Tra Russia e Ucraina la guerra si combatte anche attraverso i social. Con Zelenski che è stato costretto a registrare un videoselfie per strada in modo da fugare i dubbi su una sua presunta fuga da Kiev. Il presidente ucraino ha finora risposto efficacemente ai tentativi russi di manipolare la sua immagine, ma non è facile: anche perché le fake news sono dietro l’angolo. Ci aiuta a orientarci in questo labirinto comunicativo non privo di tranelli Francesca Comunello, professoressa associata presso il Dipartimento. di Comunicazione e Ricerca Sociale,  Università di Roma “La Sapienza”, dove insegna Studi su Internet e sui social media. 

In un contesto in cui anche il Tg2 sbaglia (è il caso del video dei missili non veritiero mandato in onda in un servizio del 24 febbraio) come informarsi?

Tradizionalmente le emittenti nazionali garantiscono, per statuto e per ruolo, l’attività di fact checking (verifica). Che chiaramente può a volte saltare in un contesto convulso come quello che stiamo vivendo: in cui le informazioni che passano attraverso i social spingono a un’ulteriore rapidità. L’importante è quindi verificare più fonti e fare affidamento, laddove possibile, alle testate ucraine: vicine ai luoghi dove avvengono i fatti. 

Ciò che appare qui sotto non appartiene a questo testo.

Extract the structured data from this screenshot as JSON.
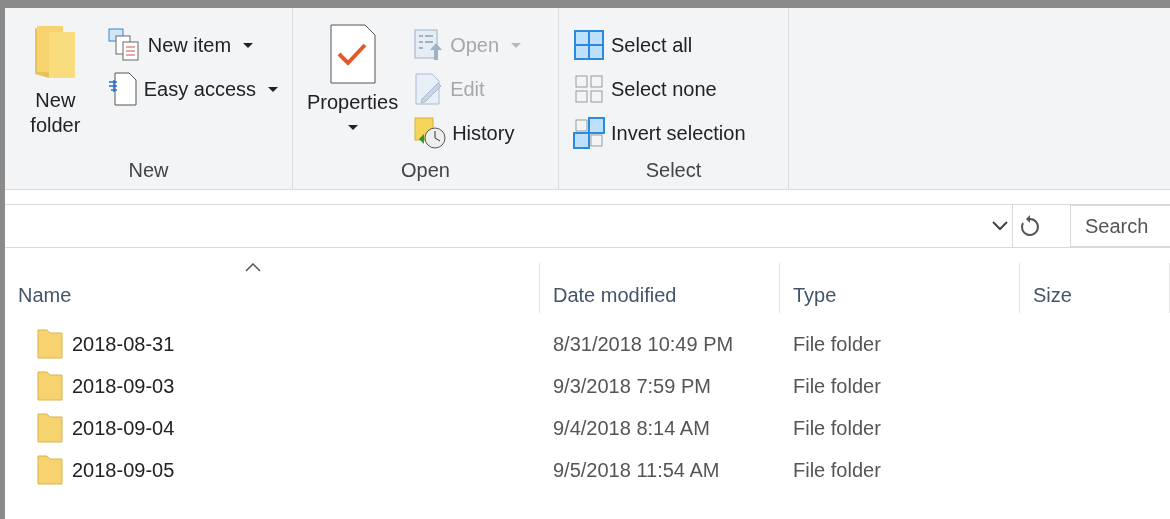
{
  "ribbon": {
    "groups": [
      {
        "label": "New",
        "items": [
          {
            "kind": "large",
            "label": "New folder",
            "disabled": false,
            "has_menu": false
          },
          {
            "kind": "small",
            "label": "New item",
            "disabled": false,
            "has_menu": true
          },
          {
            "kind": "small",
            "label": "Easy access",
            "disabled": false,
            "has_menu": true
          }
        ]
      },
      {
        "label": "Open",
        "items": [
          {
            "kind": "large",
            "label": "Properties",
            "disabled": false,
            "has_menu": true
          },
          {
            "kind": "small",
            "label": "Open",
            "disabled": true,
            "has_menu": true
          },
          {
            "kind": "small",
            "label": "Edit",
            "disabled": true,
            "has_menu": false
          },
          {
            "kind": "small",
            "label": "History",
            "disabled": false,
            "has_menu": false
          }
        ]
      },
      {
        "label": "Select",
        "items": [
          {
            "kind": "small",
            "label": "Select all",
            "disabled": false,
            "has_menu": false
          },
          {
            "kind": "small",
            "label": "Select none",
            "disabled": false,
            "has_menu": false
          },
          {
            "kind": "small",
            "label": "Invert selection",
            "disabled": false,
            "has_menu": false
          }
        ]
      }
    ]
  },
  "search": {
    "placeholder": "Search"
  },
  "table": {
    "columns": [
      {
        "label": "Name",
        "sorted": true
      },
      {
        "label": "Date modified",
        "sorted": false
      },
      {
        "label": "Type",
        "sorted": false
      },
      {
        "label": "Size",
        "sorted": false
      }
    ],
    "rows": [
      {
        "name": "2018-08-31",
        "date": "8/31/2018 10:49 PM",
        "type": "File folder"
      },
      {
        "name": "2018-09-03",
        "date": "9/3/2018 7:59 PM",
        "type": "File folder"
      },
      {
        "name": "2018-09-04",
        "date": "9/4/2018 8:14 AM",
        "type": "File folder"
      },
      {
        "name": "2018-09-05",
        "date": "9/5/2018 11:54 AM",
        "type": "File folder"
      }
    ]
  }
}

Su Instagram ci sono canali come Will, Torcha, VD News che fanno informazione attraverso i loro inviati.

Queste realtà native dei social sono molto vicine ai giovani. È auspicabile non seguire solo la testata, ma anche gli account degli inviati che raccontano in prima persona le loro esperienze.

Ad esempio?

Francesca Mannocchi, ma non è la sola. Consiglio inoltre di consultare i podcast, un fenomeno in crescita. 

Quali suggerisce?

Globally di Will, che è un podcast realizzato insieme con l’ISPI. Ma anche la rassegna stampa del Post o Cecilia Sala per Chora Media, che dà voce alle persone sul posto. Anche Kiev Indipendent è molto attivo su Telegram. 

A proposito di Telegram, la piattaforma social ideata da un russo e ora utilizzata spesso dagli ucraini per comunicare: come nell’ultimo video del delegato del Paese che aggiorna sullo stato dei negoziati. Quale narrativa si è costruita?

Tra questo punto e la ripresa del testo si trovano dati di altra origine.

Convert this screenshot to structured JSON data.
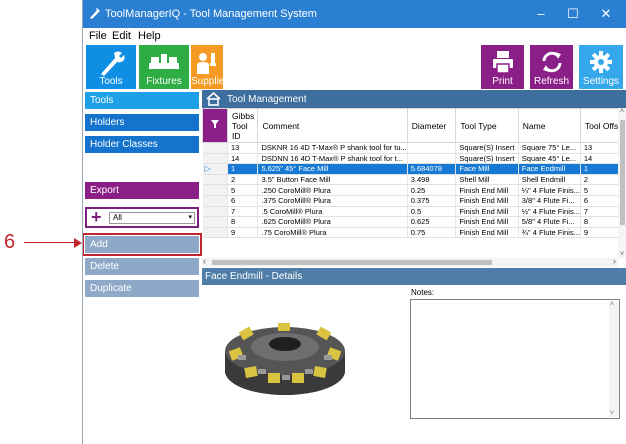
{
  "callout": {
    "number": "6"
  },
  "window": {
    "title": "ToolManagerIQ - Tool Management System",
    "controls": {
      "minimize": "–",
      "maximize": "☐",
      "close": "✕"
    }
  },
  "menu": [
    "File",
    "Edit",
    "Help"
  ],
  "toolbar": {
    "tools": "Tools",
    "fixtures": "Fixtures",
    "suppliers": "Suppliers",
    "print": "Print",
    "refresh": "Refresh",
    "settings": "Settings",
    "colors": {
      "blue": "#0e8fe4",
      "green": "#2fad45",
      "orange": "#f59a22",
      "purple": "#8a1f88",
      "light_blue": "#34a8ea"
    }
  },
  "sidebar": {
    "nav": [
      "Tools",
      "Holders",
      "Holder Classes"
    ],
    "export": "Export",
    "filter_value": "All",
    "actions": [
      "Add",
      "Delete",
      "Duplicate"
    ]
  },
  "tool_management": {
    "title": "Tool Management",
    "columns": [
      "Gibbs Tool ID",
      "Comment",
      "Diameter",
      "Tool Type",
      "Name",
      "Tool Offset"
    ],
    "rows": [
      [
        "13",
        "DSKNR 16 4D T-Max® P shank tool for tu...",
        "",
        "Square(S) Insert",
        "Square 75° Le...",
        "13"
      ],
      [
        "14",
        "DSDNN 16 4D T-Max® P shank tool for t...",
        "",
        "Square(S) Insert",
        "Square 45° Le...",
        "14"
      ],
      [
        "1",
        "5.625\" 45° Face Mill",
        "5.684078",
        "Face Mill",
        "Face Endmill",
        "1"
      ],
      [
        "2",
        "3.5\" Button Face Mill",
        "3.498",
        "Shell Mill",
        "Shell Endmill",
        "2"
      ],
      [
        "5",
        ".250 CoroMill® Plura",
        "0.25",
        "Finish End Mill",
        "¼\" 4 Flute Finis...",
        "5"
      ],
      [
        "6",
        ".375 CoroMill® Plura",
        "0.375",
        "Finish End Mill",
        "3/8\" 4 Flute Fi...",
        "6"
      ],
      [
        "7",
        ".5 CoroMill® Plura",
        "0.5",
        "Finish End Mill",
        "½\" 4 Flute Finis...",
        "7"
      ],
      [
        "8",
        ".625 CoroMill® Plura",
        "0.625",
        "Finish End Mill",
        "5/8\" 4 Flute Fi...",
        "8"
      ],
      [
        "9",
        ".75 CoroMill® Plura",
        "0.75",
        "Finish End Mill",
        "¾\" 4 Flute Finis...",
        "9"
      ]
    ],
    "selected_row_index": 2,
    "selected_marker": "▷"
  },
  "details": {
    "title": "Face Endmill - Details",
    "notes_label": "Notes:"
  }
}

L’Ucraina sta cercando di comunicare con l’opinione pubblica occidentale con una retorica molto diversa da quella che si potrebbe immaginare qui quando si tratta di parlare di guerra. Penso alle parlamentari ucraine che mettono nello stesso post stralci di vita quotidiana, ma subito dopo anche un’immagine delle scale del rifugio dove si proteggono. È un modo per cercare un’identificazione da parte del pubblico occidentale che solitamente è poco avvezzo a vivere in prima persona il conflitto. 

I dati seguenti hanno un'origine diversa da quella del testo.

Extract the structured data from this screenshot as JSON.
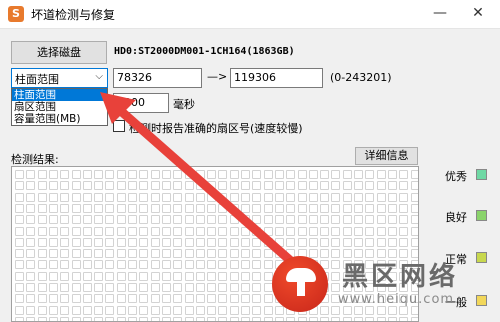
{
  "window": {
    "title": "坏道检测与修复",
    "minimize_icon": "—",
    "close_icon": "✕"
  },
  "toolbar": {
    "select_disk_label": "选择磁盘",
    "disk_info": "HD0:ST2000DM001-1CH164(1863GB)"
  },
  "range": {
    "selected": "柱面范围",
    "options": [
      "柱面范围",
      "扇区范围",
      "容量范围(MB)"
    ],
    "start_value": "78326",
    "arrow": "—>",
    "end_value": "119306",
    "hint": "(0-243201)"
  },
  "timeout": {
    "value": "3000",
    "unit_label": "毫秒"
  },
  "report_option": {
    "label": "检测时报告准确的扇区号(速度较慢)",
    "checked": false
  },
  "results": {
    "label": "检测结果:",
    "detail_button": "详细信息"
  },
  "legend": [
    {
      "label": "优秀",
      "color": "#6fd8a4"
    },
    {
      "label": "良好",
      "color": "#8ad36b"
    },
    {
      "label": "正常",
      "color": "#c8d84e"
    },
    {
      "label": "一般",
      "color": "#f2d75a"
    }
  ],
  "watermark": {
    "logo_text": "黑区网络",
    "url": "www.heiqu.com"
  },
  "colors": {
    "accent": "#0078d7",
    "annotation_arrow": "#e8413a"
  }
}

Viene da pensare ai videoselfie di Zelenski. Il re della controinformazione, Putin, è stato battuto da una star della comunicazione?

Per gli Occidentali sicuramente. Zelenski è abile dal punto di vista comunicativo. Mi viene da pensare all’episodio in cui gli Stati Uniti gli hanno dato la possibilità di “scappare” e invece di fare una dichiarazione patriottica, di vecchio stampo, ha quasi creato un meme rispondendo: “Non voglio una via di fuga, ma armi”.

L’abilità comunicativa di Zelenski è stata sottovalutata da Putin?

Per Putin è più importante lavorare più sul piano comunicativo interno che esterno. Per l’Ucraina, invece, era strategico conquistare il supporto dell’Occidente. E Zelenski ci è riuscito. 

Eppure la figura di Zelenski, un uomo con passato da attore (ci sono anche video di lui che spara, mentre recita, al Parlamento ucraino) era facilmente manipolabile.

Comunicare non è stato una priorità per i russi. Lo è stato invece per gli ucraini. Ad esempio Zelenski è apparso molto umano: vestito con giacca e cravatta è passato ad abiti militari. Mentre Putin ha parlato a metri di distanza con Marcon.

Che ruolo ha avuto e avrà la comunicazione nel conflitto?

Le guerre non si vincono a colpi di meme. Il coinvolgimento dell’opinione pubblica occidentale non dipende solo dalla comunicazione ma anche dal fatto che, dopo tanti anni, la guerra è tornata in Europa. E questo ha portato i nostri stessi leader a scelte drastiche: ad esempio la stessa Svizzera ha aderito alle sanzioni contro la Russia. La comunicazione, però, ha avuto una forte pressione su tutti ambienti: dalla moda allo sport. Anche chi non si occupa di geopolitica si è reso conto di ciò che sta succedendo.